Havíamos saído para um de nossos passeios vespertinos, Holmes e eu, e retornado por volta das seis horas numa tarde gélida de inverno. Quando Holmes acendeu a lâmpada, a luz caiu sobre um cartão na mesa. Ele olhou-o e em seguida, com uma exclamação de repulsa, jogou-o no chão. Apanhei-o e li:


Charles Augustus Milverton,

Appledore Towers,

Hampstead.

Agente.


"Quem é?" perguntei.

"O pior homem de Londres", respondeu Holmes, sentando-se e esticando as pernas diante do fogo. "Há alguma coisa no verso do cartão?"

Virei-o e li:

"Irei vê-lo às 18h30. — C.A.M."

"Hum! Deve estar chegando. Você sente um calafrio, Watson, um nervoso quando para diante das serpentes no zoológico e vê aquelas criaturas ondulantes, viscosas, com seus olhos mortíferos e suas caras achatadas, perversas? Bem, essa é a impressão que Milverton me dá. Tive de lidar com uns cinquenta assassinos em minha carreira, mas o pior deles nunca me causou a repulsa que sinto por esse sujeito. Apesar disso, não posso me furtar a tratar de negócios com ele — na verdade, ele está aqui a meu convite.

"Mas quem é ele?"

"Vou lhe contar, Watson. É o rei dos chantagistas. Deus ajude o homem, e mais ainda a mulher, cujos segredo e reputação caem em poder de Milverton. Com um rosto sorridente e um coração de pedra, ele os extorquirá sem pena, até lhes arrancar a última gota. O sujeito é um gênio a seu modo, e teria tido sucesso em alguma atividade mais respeitável. Seu método é o seguinte: permite que se saiba que está disposto a pagar somas muito elevadas por cartas que comprometem pessoas de fortuna ou posição. Recebe esses artigos não só de criados pessoais ou camareiras traiçoeiros, mas frequentemente de canalhas que ganharam a confiança e a afeição de mulheres crédulas. Não é nada sovina nessas transações. Sei que pagou setecentas libras a um lacaio por um bilhete de duas linhas, e que isso resultou na ruína de uma família nobre.
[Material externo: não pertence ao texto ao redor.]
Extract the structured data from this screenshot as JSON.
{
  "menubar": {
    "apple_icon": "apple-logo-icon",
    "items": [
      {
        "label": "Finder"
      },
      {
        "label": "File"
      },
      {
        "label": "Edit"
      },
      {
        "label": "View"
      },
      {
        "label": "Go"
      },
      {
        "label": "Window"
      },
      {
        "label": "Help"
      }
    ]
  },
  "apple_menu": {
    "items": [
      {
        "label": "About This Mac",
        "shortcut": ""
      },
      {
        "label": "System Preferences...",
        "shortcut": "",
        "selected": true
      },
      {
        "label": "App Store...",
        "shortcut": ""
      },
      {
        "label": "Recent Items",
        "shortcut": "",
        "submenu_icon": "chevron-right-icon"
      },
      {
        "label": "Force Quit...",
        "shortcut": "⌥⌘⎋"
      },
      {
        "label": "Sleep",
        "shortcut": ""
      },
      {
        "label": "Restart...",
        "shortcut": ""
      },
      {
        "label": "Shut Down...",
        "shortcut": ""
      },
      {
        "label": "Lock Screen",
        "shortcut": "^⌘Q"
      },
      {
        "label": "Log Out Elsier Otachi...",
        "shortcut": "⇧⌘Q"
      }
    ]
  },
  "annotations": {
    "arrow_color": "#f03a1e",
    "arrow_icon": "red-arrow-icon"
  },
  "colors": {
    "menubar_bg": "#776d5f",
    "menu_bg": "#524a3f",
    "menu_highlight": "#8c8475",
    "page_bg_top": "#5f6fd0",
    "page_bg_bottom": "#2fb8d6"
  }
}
Tudo que está no mercado vai para as mãos de Milverton, e centenas de pessoas nesta grande cidade ficam brancas ao ouvir seu nome. Ninguém sabe onde ele pode dar o bote, porque é rico demais e esperto demais para agir com precipitação. É capaz de guardar uma carta durante anos, para jogá-la no momento em que o lance mais vale a pena. Eu disse que ele é o pior homem de Londres, e lhe perguntaria como se pode comparar o bandido que dá uma cacetada no companheiro num momento de exaltação com esse homem, que metodicamente, e como bem lhe apraz, tortura a alma e retorce os nervos no intuito de rechear ainda mais seus sacos de dinheiro já abarrotados?"

Raras vezes eu ouvira meu amigo falar com tal intensidade de sentimento.

"Mas certamente", disse eu, "o sujeito está ao alcance da Justiça, não?"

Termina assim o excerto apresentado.